Mein Europa:Holländer lachen über sich selbst

Gerald Kreuwel findet Wahlen das beste an der Demokratie

Von Suse Bucher-Pinell

28 Mitgliedsstaaten hat die EU seit der vorerst letzten Erweiterung im Jahr 2013, und gut 507 Millionen Einwohner. Vom 22. bis 25. Mai werden die 751 Abgeordneten des Europa-Parlaments neu gewählt. Die Grenzen sind offen. Im Landkreis leben Menschen aus den meisten Mitgliedsstaaten. Die SZ stellt einige von ihnen vor.

Das war ihm neu: Dass Deutsche gerne Witze über Holländer und ihre Wohnwagen machen, das hat Gerald Kreuwel (Foto: man) erst in Deutschland mitbekommen. Sich darüber ärgern? Warum denn? "Das ist doch lustig", sagt der gebürtige Niederländer, der mit seiner Familie seit zehn Jahren in Bad Tölz lebt. "Wir können über uns selber lachen und nehmen uns auch mal gern auf den Arm." Von den Deutschen kenne er das nicht so sehr. Aber dafür gingen die Deutschen sehr viel höflicher miteinander um als die Holländer. Ihm falle das besonders auf, wenn er mal wieder zu Hause in Holland sei und den Vergleich habe. Die Deutschen seien vorsichtig mit dem, was sie sagten. Holländer dagegen seien sehr direkt, dafür nicht nachtragend.
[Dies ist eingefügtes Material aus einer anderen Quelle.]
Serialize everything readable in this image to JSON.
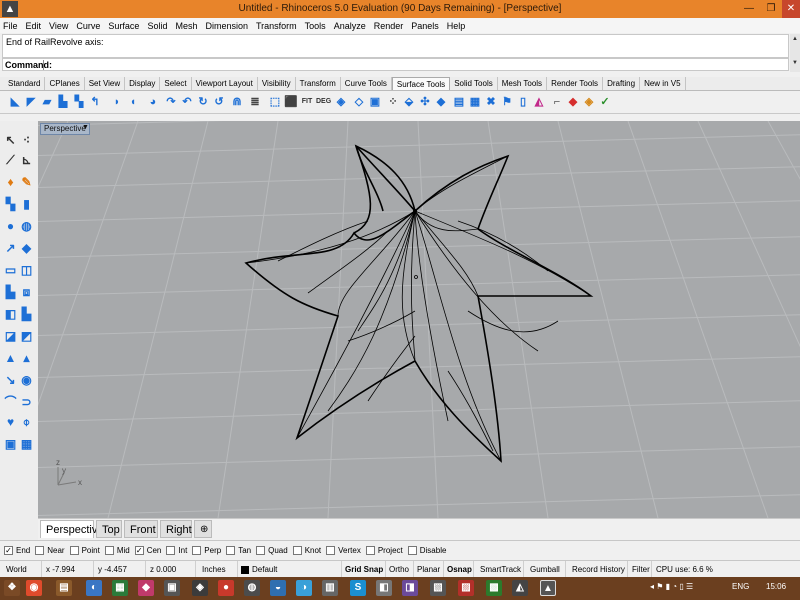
{
  "window": {
    "title": "Untitled - Rhinoceros 5.0 Evaluation (90 Days Remaining) - [Perspective]",
    "min_glyph": "—",
    "max_glyph": "❐",
    "close_glyph": "✕",
    "app_icon": "rhino-icon"
  },
  "menu": [
    "File",
    "Edit",
    "View",
    "Curve",
    "Surface",
    "Solid",
    "Mesh",
    "Dimension",
    "Transform",
    "Tools",
    "Analyze",
    "Render",
    "Panels",
    "Help"
  ],
  "command": {
    "history": "End of RailRevolve axis:",
    "prompt": "Command:",
    "value": ""
  },
  "toolbar_tabs": {
    "items": [
      "Standard",
      "CPlanes",
      "Set View",
      "Display",
      "Select",
      "Viewport Layout",
      "Visibility",
      "Transform",
      "Curve Tools",
      "Surface Tools",
      "Solid Tools",
      "Mesh Tools",
      "Render Tools",
      "Drafting",
      "New in V5"
    ],
    "active": "Surface Tools"
  },
  "viewport": {
    "label": "Perspective",
    "dropdown": "▼",
    "axis_x": "x",
    "axis_y": "y",
    "axis_z": "z",
    "background": "#a7a9ab",
    "grid_color": "#b6b8ba",
    "curve_color": "#000000"
  },
  "view_tabs": {
    "items": [
      "Perspective",
      "Top",
      "Front",
      "Right"
    ],
    "active": "Perspective",
    "add": "⊕"
  },
  "osnaps": [
    {
      "label": "End",
      "checked": true
    },
    {
      "label": "Near",
      "checked": false
    },
    {
      "label": "Point",
      "checked": false
    },
    {
      "label": "Mid",
      "checked": false
    },
    {
      "label": "Cen",
      "checked": true
    },
    {
      "label": "Int",
      "checked": false
    },
    {
      "label": "Perp",
      "checked": false
    },
    {
      "label": "Tan",
      "checked": false
    },
    {
      "label": "Quad",
      "checked": false
    },
    {
      "label": "Knot",
      "checked": false
    },
    {
      "label": "Vertex",
      "checked": false
    },
    {
      "label": "Project",
      "checked": false
    },
    {
      "label": "Disable",
      "checked": false
    }
  ],
  "status": {
    "cplane": "World",
    "x": "x -7.994",
    "y": "y -4.457",
    "z": "z 0.000",
    "units": "Inches",
    "layer": "Default",
    "grid_snap": "Grid Snap",
    "ortho": "Ortho",
    "planar": "Planar",
    "osnap": "Osnap",
    "smarttrack": "SmartTrack",
    "gumball": "Gumball",
    "record_history": "Record History",
    "filter": "Filter",
    "cpu": "CPU use: 6.6 %"
  },
  "taskbar": {
    "lang": "ENG",
    "time": "15:06"
  }
}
Dass Kreuwel irgendwann ins Ausland gehen würde, zeichnete sich schon während seines Agrarwissenschaftsstudium an der Universität Wageningen in der Provinz Gelderland ab. Schon damals wusste er, dass er später international leben und arbeiten wollte. Vor die Entscheidung gestellt, für seine Firma, die Software für geografische Informationssysteme herstellt, in die USA oder nach Deutschland zu gehen, entschied sich die Familie für das Nachbarland. Das hatte auch damit zu tun, dass Deutschland ein Teil Europas ist. "Irgendwann möchte ich Europäer sein", sagt Kreuwel. Dazu gehöre vor allem, als holländischer Bürger in Deutschland den Landtag und den Bundestag wählen zu dürfen. Wahlen seien mit das Schönste an einer Demokratie. Keine Frage, dass er am Sonntag mit abstimmt. Die zu erwartende geringe Wahlbeteiligung tue ihm regelrecht weh.

Nach zehn Jahren in Deutschland bleibe er vermutlich. "Wir haben hier mehr Freunde und Bekannte, als wir es in Holland je hatten." Mit offenen Armen seien sie in Deutschlandempfangen worden, was sicherlich auch damit zu tun habe, dass sie als Mitglied in einem holländischen Lions-Club den Tölzer Club als Anlaufstelle hatten und einfach nur wechseln konnten. "Lions war der Wegbereiter", sagt er. Klagen darüber, dass die Deutschen verschlossen seien, könne er nicht bestätigen. Wenn er bei Kongressen seiner Firma moderiere, komme seine Art gut an und manche sagten dann: Das ist unser Rudi Carell. Der TV-Entertainer war in Deutschland weitaus beliebter als in seiner Heimat.

"Was wir von unserer Kultur mitbringen, empfinden die Deutschen offenbar als angenehm", sagt Kreuwel. Holländer würden beispielsweise schneller Einladungen aussprechen als Deutsche. In Europa gebe es noch etliche Bereiche, die nach einer Harmonisierung verlangten. Beispielsweise das Schulsystem oder das Renten- und Versicherungssystem. "Die wesentlichen Dinge werden nicht geregelt", beklagt Kreuwel. Stattdessen werde über die Krümmung der Gurke geredet. Auch einen einheitlicher Aufbau der Pässe fände er gut. Weil auf seinem holländischen keine Adresse steht, muss er öfter eine Aufenthaltsbestätigung vorlegen.